Support Questions

Find answers, ask questions, and share your expertise

Monitoring Disk-to-spill from Cloudera Manager

avatar
Explorer

Hello Team,

 

As per Impala release notes for Impala 2.5, 

 

+++++
Spill-to-disk feature now always recommended. In earlier releases, the spill-to-disk feature could be turned off using a pair of configuration settings,
enable_partitioned_aggregation=false and enable_partitioned_hash_join=false.

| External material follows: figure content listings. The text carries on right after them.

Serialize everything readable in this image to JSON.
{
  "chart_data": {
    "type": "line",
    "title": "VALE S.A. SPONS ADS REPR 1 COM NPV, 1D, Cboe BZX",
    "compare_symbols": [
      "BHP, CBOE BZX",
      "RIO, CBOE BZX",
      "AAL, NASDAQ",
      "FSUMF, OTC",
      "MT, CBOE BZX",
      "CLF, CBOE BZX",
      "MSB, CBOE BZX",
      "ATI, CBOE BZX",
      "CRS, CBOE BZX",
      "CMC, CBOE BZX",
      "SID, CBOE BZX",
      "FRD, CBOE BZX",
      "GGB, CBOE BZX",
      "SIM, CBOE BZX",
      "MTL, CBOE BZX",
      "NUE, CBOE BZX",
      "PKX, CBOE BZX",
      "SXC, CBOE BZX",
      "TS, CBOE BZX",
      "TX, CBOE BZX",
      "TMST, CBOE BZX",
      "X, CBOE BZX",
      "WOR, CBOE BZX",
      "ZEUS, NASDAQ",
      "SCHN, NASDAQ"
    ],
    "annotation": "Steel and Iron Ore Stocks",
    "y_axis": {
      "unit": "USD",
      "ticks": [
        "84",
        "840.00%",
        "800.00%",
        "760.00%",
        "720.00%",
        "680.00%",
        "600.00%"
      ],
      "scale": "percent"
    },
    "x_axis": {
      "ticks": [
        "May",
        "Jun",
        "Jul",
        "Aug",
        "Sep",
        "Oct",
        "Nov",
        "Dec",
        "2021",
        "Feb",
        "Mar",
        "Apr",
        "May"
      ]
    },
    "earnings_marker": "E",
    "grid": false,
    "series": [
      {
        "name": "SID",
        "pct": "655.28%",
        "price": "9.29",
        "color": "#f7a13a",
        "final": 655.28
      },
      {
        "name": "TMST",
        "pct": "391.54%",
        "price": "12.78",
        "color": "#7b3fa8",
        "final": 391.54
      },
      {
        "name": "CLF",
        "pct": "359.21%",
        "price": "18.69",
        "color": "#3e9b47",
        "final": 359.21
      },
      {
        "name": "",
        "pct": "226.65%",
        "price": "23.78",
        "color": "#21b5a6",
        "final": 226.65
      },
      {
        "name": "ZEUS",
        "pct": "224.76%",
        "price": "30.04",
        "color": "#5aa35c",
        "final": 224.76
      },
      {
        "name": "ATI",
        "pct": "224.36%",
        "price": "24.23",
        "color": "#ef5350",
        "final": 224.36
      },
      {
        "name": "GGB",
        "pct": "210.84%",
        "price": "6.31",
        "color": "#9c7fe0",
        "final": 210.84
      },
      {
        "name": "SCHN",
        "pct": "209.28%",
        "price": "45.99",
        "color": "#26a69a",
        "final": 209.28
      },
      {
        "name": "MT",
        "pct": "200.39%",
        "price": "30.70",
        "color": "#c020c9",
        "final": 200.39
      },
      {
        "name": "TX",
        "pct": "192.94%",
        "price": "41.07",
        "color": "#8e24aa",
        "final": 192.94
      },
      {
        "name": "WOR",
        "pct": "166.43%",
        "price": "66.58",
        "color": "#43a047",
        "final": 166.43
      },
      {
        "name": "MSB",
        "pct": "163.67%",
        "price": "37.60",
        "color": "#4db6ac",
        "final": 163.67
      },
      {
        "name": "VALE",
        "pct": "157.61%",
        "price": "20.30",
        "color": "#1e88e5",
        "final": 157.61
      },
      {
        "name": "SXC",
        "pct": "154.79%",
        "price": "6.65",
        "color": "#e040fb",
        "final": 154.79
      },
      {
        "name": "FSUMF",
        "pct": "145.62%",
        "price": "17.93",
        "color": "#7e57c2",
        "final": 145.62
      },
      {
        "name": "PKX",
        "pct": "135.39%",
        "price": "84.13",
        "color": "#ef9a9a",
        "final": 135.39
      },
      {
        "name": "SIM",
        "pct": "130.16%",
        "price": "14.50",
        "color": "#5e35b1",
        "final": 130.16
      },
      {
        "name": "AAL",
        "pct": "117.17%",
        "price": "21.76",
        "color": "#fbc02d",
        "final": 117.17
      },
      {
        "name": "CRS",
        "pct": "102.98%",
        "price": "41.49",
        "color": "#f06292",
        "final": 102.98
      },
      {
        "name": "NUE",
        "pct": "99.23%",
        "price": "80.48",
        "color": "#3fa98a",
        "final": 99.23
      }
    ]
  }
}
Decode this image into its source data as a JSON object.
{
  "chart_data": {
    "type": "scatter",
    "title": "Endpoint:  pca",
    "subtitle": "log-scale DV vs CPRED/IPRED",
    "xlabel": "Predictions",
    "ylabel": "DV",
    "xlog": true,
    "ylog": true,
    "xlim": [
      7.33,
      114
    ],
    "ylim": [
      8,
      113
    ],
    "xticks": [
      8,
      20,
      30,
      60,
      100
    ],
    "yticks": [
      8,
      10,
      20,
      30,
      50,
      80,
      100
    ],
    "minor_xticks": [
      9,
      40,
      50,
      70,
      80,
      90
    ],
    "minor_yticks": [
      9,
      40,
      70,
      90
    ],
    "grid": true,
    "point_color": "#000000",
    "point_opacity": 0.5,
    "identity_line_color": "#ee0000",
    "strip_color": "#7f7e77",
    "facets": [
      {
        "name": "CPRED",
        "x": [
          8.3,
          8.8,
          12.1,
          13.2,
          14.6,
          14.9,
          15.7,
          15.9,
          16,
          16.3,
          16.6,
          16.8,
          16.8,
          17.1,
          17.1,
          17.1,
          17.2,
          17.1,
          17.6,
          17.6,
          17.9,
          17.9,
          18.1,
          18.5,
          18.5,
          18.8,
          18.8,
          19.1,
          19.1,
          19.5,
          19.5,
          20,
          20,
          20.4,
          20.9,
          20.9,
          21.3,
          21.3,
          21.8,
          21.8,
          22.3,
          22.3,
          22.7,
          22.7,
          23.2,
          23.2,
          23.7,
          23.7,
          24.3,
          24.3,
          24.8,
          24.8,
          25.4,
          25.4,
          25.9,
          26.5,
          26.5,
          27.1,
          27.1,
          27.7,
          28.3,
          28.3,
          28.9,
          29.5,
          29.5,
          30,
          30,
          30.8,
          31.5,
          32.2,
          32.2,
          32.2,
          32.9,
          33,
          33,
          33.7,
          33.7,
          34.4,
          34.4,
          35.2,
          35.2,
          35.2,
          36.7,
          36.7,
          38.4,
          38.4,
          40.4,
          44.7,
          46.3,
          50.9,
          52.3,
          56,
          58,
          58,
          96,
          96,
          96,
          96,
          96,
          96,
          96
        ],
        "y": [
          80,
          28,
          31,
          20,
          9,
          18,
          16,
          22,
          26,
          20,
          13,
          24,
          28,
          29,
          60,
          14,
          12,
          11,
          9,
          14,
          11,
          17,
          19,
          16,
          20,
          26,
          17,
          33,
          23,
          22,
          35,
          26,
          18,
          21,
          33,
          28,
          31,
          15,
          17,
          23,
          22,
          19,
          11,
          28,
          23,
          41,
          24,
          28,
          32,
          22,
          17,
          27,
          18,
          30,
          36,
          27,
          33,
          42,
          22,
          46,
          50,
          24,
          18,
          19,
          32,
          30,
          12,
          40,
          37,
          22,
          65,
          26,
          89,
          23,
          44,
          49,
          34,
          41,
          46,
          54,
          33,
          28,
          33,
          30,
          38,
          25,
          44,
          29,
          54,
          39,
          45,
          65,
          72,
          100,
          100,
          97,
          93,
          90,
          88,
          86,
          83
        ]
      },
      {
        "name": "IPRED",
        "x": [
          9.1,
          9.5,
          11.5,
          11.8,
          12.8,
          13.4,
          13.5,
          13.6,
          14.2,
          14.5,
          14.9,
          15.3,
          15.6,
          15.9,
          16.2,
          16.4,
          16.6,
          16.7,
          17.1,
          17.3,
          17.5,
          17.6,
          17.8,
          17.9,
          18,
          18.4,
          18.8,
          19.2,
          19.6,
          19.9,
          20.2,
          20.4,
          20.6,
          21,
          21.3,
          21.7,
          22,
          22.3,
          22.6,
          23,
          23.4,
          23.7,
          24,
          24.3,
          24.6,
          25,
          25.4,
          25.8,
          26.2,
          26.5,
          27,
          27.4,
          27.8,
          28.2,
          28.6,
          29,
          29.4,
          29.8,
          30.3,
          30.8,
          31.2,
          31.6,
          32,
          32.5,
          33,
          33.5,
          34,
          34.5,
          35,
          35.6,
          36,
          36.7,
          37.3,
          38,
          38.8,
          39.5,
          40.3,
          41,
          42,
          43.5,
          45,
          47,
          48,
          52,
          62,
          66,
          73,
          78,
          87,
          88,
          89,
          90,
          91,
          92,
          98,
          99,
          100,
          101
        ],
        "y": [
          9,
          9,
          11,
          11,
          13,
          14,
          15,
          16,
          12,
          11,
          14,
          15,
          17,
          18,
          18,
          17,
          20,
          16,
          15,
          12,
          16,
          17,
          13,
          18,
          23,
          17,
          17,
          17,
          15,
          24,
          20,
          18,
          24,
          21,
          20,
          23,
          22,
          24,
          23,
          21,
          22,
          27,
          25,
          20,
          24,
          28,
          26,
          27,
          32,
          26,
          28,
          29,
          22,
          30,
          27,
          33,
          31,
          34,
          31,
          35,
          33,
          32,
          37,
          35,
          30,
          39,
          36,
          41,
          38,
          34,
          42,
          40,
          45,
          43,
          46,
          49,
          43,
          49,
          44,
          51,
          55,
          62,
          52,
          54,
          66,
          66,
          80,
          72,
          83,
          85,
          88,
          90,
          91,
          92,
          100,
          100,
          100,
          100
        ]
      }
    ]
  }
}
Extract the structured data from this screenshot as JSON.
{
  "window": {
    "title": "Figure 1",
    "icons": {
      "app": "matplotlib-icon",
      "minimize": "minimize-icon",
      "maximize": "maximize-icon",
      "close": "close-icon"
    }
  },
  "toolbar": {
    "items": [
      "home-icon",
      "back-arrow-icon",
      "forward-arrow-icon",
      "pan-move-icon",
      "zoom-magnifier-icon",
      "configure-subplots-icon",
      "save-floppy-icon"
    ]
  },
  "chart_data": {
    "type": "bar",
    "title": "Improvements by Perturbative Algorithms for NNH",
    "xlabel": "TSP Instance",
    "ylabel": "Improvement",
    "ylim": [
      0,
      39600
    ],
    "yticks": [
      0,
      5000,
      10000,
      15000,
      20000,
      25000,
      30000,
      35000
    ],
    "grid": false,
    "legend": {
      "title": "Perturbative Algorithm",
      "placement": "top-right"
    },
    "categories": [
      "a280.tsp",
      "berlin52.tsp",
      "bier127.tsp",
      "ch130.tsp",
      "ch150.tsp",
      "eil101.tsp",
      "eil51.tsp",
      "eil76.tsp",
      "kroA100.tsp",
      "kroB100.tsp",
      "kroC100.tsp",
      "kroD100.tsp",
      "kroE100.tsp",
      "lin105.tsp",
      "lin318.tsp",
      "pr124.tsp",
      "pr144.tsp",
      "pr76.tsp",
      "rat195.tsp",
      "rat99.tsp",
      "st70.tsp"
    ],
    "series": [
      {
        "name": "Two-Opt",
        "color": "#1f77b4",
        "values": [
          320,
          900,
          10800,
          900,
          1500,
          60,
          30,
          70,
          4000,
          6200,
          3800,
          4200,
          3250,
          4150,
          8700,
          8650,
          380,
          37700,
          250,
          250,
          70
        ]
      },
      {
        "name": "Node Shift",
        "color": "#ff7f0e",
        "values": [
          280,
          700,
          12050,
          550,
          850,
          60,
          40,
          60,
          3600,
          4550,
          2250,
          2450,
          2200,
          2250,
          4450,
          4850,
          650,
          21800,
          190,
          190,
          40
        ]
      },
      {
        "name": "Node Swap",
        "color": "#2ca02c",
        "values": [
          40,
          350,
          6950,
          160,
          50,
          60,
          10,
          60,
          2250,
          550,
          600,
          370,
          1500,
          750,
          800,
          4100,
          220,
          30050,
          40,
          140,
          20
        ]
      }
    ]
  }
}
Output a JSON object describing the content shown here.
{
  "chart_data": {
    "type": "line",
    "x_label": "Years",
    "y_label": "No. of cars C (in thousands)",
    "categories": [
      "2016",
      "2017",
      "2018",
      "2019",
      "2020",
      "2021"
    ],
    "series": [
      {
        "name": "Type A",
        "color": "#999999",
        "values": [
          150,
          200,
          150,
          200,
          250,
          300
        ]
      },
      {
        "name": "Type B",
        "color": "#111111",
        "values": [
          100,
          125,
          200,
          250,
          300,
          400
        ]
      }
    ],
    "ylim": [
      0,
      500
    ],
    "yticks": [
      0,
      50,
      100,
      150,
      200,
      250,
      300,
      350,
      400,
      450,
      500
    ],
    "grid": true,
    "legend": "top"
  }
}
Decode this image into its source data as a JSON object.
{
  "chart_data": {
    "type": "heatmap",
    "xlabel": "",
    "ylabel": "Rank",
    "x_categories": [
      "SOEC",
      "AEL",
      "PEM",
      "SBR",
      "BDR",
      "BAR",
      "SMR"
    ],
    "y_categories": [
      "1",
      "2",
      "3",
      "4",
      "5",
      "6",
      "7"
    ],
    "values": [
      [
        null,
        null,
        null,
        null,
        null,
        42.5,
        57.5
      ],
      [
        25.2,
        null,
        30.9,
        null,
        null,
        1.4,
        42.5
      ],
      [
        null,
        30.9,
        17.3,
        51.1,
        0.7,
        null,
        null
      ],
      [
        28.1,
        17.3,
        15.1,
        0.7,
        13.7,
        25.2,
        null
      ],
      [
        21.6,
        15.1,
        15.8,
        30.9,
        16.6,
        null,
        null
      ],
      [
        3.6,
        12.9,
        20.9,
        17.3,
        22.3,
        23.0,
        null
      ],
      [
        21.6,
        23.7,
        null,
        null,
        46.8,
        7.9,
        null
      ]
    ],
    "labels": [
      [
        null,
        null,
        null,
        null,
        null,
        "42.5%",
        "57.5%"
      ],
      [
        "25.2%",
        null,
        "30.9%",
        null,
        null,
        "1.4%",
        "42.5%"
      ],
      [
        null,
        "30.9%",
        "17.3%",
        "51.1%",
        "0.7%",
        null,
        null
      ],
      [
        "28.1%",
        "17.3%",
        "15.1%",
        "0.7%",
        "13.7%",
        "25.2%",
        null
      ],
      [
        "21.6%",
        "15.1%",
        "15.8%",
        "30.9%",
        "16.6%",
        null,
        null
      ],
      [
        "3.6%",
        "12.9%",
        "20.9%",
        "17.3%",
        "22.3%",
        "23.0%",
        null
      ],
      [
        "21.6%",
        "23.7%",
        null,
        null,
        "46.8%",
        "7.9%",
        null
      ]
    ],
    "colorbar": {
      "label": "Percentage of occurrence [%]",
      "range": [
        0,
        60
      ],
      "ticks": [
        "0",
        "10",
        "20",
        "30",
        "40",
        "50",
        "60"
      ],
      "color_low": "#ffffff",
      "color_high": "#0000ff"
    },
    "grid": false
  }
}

The latest improvements in the spill-to-disk mechanism, and related features that interact with it, make this feature robust enough that disabling it is now no longer needed or supported. In particular, some new features in Impala 2.5 and higher do not work when the spill-to-disk feature is disabled.
+++++

 

If spill-to-disk is enabled, is there an option to monitor the spill-to-disk instances so that I can monitor the query that is causing it.

11 REPLIES 11

avatar

 

The CM queries tab keeps track of "Memory Spilled" per query. You can choose to display it via "select attributes" and also search for queries based on memory_spilled in the search box. If you click the down array next to the query and look at "query details", the information is in there too.

 

The "Utilization Report" UI also has some aggregate information about memory spilled per resource pool.

 

 

cm-spilled.png

avatar
Explorer

Thanks Tim for your reply.

 

The first option will display the details of the memory spilled per query from the impala query section if that attribute is selected to be displayed.

 

The second option under the utilization section will give us the details of average spill and maximum spill per resource pool.

 

My requirement is that, if I am able enabling spill to disk feature in my cluster, I want to be notified if any spill to disk is happening. Do we have any option in cloudera manager to create this alert? 

 

avatar
Explorer

Is spill-to-disk being logged in any logs? if yes, I can set up an alert from the Splunk.

avatar

Depending on exactly what you want to trigger on, you can use the generic function in CM to trigger based on any tsquery expression: https://www.cloudera.com/documentation/enterprise/latest/topics/cm_dg_triggers_usecases.html . There are a number of metrics tracking spill-to-disk: https://www.cloudera.com/documentation/enterprise/latest/topics/cm_metrics_impala.html

 

I don't fully understand the goal though - generally spill-to-disk happens transparently as part of normal query processing when memory is constrained and isn't cause for concern.

 

If your aim is to prevent runaway spilling, the scratch_limit query option is a direct way to do that: https://www.cloudera.com/documentation/enterprise/latest/topics/impala_scratch_limit.html . You can set the default query option globally or set default query options per-resource-pool via the "Dynamic Resource Pools" UI in CM. https://www.cloudera.com/documentation/enterprise/latest/topics/impala_disable_unsafe_spills.html is also occasionally useful.

avatar
Explorer

Hi Tim,

 

Thank you for your inputs. 

 

I have checked the matrics links given. Is unit "queries per second"  is a list of individual queries or the count of the queries?

 

ex:

 

Metric Name Description Unit Parents CDH Version

queries_spilled_memory_rateImpala queries that spilled to diskqueries per secondclusterCDH 5

 

I  need to track specific queries that are spilling to disk. Means if I am enabling the spill-to-disk option, I need to get an alert if a specific query is spilling memory to disk with the query details so that I can notify the owner of that query.

 

I can set the scratch limit to a specific value to control spill space usage. However, need to track each and every query that spills to disk.

avatar
Explorer

I am using Splunk in my environment. Is it being logged anywhere while a query is spilling to disk? If yes, I can create an alert from Splunk to notify me the query details while spilling to disk happens. 

avatar

I'm planning to get back to you with an answer - just haven't been able to find the time yet 🙂

avatar
Explorer

Any Luck?

avatar

I looked into it and we don't currently support per-query alerts. I passed along this feedback to the Cloudera Manager team. I guess we already covered it, but my two suggestions would be:

  • Set a default scratch_limit per-pool or globally so that users don't accidentally write queries that spill a lot of data
  • Set up monitoring for some aggregate threshold, then use the queries page to discover the spilling queries.

My philosophy on this is that spilling queries are nothing to be concerned about as long as queries are completing fast enough for your needs.